The Tax Court disallowed a couple’s charitable deductions and imposed accuracy-related penalties after finding they did not properly substantiate the contributions or provide contemporaneous written acknowledgements of their medical equipment donations. The couple failed to comply with the strict substantiation requirements because they: (1) did not provide adequate descriptions of the equipment and (2) did not identify the valuation methods used, the manner of acquisition, or the cost basis of the equipment.
On their 2001 and 2002 returns, the Friedmans claimed $217,500 in noncash charitable deductions for donations of diagnostic and laboratory equipment to two charitable organizations. Their tax returns included Forms 8283 and appraisals of only certain items.
For any noncash contribution exceeding $5,000, the regulations require the donor to: (1) obtain a qualified appraisal, (2) attach a fully completed appraisal summary (Form 8283), and (3) maintain records pertaining to the claimed deduction. A qualified appraisal must include: (a) a sufficiently detailed description of the property, (b) the valuation method used to determine fair market value, and (c) the specific basis for the valuation. Further, a qualified appraisal must be made no earlier than 60 days before the date of the contribution and no later than the date of the return, including extensions. The appraisal summary must include: (i) a sufficiently detailed description of the property, (ii) the manner of acquisition, and (iii) the cost or other basis of the property. In addition, a taxpayer must obtain a contemporaneous written acknowledgement from the donee organization.
The Friedmans argued that they “substantially complied” with the regulations. While the Tax Court acknowledged that the regulations are “directory” and therefore only require substantial compliance, and not absolute adherence, the court held that the donors did not substantially comply with the regulatory procedures.

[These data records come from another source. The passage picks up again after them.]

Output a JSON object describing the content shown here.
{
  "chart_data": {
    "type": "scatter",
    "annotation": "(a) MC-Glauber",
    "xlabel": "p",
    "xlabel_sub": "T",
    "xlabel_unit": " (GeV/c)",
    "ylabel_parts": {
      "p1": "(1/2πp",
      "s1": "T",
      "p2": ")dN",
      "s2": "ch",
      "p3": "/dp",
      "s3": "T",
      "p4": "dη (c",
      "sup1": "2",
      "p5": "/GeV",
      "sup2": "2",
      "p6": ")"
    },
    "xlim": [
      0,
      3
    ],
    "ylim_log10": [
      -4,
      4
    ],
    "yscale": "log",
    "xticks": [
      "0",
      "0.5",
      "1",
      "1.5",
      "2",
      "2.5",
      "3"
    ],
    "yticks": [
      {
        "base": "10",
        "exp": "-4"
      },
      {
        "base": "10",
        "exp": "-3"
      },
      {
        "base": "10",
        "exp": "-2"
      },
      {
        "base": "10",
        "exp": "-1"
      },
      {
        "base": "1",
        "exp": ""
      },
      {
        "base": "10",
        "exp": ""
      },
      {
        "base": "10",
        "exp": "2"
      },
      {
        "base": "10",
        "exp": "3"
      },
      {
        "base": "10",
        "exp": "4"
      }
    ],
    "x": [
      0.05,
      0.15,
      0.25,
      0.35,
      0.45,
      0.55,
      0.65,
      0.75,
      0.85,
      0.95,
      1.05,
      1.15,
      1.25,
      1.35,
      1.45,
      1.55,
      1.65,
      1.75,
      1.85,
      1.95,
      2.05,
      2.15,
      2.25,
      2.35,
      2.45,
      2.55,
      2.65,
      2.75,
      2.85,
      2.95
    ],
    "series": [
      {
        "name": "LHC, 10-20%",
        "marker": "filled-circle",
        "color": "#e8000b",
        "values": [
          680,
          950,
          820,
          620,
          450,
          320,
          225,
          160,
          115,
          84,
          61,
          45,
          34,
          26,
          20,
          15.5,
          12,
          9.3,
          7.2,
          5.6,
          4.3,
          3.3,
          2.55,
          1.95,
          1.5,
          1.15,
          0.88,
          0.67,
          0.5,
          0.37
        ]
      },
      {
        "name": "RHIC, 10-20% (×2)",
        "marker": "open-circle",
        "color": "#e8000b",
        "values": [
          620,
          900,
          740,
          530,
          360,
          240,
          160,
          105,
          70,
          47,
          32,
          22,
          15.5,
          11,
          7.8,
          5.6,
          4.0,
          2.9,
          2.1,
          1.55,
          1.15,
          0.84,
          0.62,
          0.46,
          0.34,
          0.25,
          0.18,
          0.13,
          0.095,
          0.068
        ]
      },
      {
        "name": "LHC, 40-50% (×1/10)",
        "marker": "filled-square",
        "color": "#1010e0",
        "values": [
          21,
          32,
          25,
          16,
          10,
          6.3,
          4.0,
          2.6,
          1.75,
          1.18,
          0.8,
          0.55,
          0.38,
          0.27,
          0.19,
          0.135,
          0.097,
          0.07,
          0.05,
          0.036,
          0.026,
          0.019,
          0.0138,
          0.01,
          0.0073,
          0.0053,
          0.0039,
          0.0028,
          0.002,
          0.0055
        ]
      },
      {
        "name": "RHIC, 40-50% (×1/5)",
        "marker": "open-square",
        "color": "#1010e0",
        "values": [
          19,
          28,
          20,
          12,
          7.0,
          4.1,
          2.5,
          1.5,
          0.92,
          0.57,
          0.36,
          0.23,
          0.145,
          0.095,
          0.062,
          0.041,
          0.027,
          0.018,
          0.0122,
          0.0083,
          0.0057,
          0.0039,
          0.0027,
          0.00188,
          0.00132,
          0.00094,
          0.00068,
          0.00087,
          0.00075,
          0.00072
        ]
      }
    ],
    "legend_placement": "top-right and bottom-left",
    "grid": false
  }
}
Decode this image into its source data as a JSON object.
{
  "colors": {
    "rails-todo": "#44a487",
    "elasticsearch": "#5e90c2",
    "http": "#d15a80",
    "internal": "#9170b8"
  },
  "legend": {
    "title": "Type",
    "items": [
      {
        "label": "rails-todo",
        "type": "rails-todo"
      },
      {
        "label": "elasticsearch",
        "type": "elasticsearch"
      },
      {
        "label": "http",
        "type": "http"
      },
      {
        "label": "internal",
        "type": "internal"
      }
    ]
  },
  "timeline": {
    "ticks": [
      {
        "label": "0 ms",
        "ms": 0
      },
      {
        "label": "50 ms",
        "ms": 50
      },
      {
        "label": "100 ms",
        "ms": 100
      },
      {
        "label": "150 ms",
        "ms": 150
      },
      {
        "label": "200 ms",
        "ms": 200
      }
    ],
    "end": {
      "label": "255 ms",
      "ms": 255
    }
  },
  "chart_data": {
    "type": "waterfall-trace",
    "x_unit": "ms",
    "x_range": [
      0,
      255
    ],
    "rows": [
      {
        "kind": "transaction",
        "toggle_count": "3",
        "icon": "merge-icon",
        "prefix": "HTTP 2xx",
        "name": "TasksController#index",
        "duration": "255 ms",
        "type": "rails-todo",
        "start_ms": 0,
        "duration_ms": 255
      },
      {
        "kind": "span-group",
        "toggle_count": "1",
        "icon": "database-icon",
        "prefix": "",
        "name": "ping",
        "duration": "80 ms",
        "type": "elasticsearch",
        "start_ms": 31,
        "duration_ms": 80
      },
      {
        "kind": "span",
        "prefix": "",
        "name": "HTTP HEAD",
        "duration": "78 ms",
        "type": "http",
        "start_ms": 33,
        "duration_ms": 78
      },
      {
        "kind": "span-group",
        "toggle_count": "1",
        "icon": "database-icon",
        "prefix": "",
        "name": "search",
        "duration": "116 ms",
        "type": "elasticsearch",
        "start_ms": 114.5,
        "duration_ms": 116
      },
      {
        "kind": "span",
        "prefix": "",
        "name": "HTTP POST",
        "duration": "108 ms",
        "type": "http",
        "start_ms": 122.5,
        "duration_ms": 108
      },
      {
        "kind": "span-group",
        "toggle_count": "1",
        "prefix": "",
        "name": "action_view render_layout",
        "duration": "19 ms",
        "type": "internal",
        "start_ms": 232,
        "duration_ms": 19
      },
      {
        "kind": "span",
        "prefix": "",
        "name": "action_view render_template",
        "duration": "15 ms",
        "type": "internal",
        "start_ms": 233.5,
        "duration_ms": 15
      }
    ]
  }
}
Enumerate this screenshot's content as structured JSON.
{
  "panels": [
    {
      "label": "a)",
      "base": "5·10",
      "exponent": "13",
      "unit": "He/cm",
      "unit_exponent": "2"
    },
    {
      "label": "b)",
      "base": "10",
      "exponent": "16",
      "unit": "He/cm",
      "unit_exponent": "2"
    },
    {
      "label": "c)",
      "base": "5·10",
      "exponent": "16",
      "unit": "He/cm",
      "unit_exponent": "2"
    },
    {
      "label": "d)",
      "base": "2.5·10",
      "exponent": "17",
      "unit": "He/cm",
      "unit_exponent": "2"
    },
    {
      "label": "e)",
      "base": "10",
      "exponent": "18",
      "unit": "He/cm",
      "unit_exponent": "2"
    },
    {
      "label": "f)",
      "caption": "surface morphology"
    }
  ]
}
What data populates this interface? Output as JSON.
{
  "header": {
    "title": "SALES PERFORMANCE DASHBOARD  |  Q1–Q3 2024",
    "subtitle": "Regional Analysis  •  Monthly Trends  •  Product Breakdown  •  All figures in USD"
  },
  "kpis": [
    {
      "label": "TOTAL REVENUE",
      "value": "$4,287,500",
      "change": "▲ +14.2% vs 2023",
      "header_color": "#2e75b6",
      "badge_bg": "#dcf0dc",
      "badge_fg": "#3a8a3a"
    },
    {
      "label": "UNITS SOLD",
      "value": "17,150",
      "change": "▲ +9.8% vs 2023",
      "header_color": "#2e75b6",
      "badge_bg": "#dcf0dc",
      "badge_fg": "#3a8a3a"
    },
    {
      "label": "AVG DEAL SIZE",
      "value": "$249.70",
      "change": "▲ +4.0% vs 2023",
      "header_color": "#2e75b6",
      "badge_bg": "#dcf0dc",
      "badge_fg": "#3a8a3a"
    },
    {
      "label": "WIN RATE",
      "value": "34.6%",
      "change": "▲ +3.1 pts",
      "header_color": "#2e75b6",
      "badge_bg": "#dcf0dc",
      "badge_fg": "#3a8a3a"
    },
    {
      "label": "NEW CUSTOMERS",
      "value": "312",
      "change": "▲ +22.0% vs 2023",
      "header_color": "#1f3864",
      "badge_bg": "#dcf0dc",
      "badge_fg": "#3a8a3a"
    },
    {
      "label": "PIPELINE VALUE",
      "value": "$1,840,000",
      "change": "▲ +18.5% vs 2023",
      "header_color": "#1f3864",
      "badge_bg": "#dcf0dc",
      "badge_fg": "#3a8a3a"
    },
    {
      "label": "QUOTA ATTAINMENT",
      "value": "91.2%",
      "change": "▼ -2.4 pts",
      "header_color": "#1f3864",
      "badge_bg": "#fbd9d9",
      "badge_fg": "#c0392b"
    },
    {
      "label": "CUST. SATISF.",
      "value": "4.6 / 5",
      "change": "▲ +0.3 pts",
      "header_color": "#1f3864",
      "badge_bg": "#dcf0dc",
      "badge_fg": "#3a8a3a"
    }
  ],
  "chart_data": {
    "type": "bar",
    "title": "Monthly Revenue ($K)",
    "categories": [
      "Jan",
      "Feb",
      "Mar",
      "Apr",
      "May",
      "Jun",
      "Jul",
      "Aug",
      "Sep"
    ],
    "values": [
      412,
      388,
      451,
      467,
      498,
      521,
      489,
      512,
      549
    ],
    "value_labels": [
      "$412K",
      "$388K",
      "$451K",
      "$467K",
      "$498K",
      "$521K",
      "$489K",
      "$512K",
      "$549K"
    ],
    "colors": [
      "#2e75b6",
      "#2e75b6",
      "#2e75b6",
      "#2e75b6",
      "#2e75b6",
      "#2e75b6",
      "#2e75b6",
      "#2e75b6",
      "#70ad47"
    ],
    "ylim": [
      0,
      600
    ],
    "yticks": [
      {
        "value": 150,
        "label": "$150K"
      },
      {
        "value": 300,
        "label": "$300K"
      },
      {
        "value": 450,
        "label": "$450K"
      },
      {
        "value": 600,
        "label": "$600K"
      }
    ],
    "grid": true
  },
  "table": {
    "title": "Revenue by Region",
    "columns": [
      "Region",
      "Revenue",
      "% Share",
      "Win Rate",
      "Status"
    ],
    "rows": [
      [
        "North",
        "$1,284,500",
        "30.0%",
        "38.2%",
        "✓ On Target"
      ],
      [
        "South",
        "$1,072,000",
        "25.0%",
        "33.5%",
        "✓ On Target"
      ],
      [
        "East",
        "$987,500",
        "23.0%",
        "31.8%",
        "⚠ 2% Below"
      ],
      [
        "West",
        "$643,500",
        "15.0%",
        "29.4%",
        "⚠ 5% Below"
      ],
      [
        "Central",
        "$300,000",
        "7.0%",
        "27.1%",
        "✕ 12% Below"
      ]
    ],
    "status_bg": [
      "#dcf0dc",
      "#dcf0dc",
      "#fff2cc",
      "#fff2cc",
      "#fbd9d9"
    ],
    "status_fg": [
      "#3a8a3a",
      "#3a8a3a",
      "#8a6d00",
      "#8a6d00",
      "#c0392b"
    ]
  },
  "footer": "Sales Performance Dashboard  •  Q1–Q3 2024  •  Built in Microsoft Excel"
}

Further, the Friedmans argued that they should be excused from penalties because they relied on the advice of their C.P.A. However, a taxpayer relying on professional advice must show: (1) the adviser was a competent professional, (2) the taxpayer provided necessary and accurate information to the adviser, and (3) the taxpayer actually relied in good faith on the adviser’s judgment. In this case, the Tax Court found the donors liable for the penalties because they did not provide full and accurate information to their C.P.A. and therefore they could not have relied in good faith on his advice.
The ultimate lesson of this case is simple: strict compliance with both the letter and spirit of the law is essential. Obtain a qualified and timely appraisal; ensure the appraisal contains all the proper elements; attach a fully completed appraisal summary; maintain meticulous records; and obtain a contemporaneous written acknowledgement from the donee.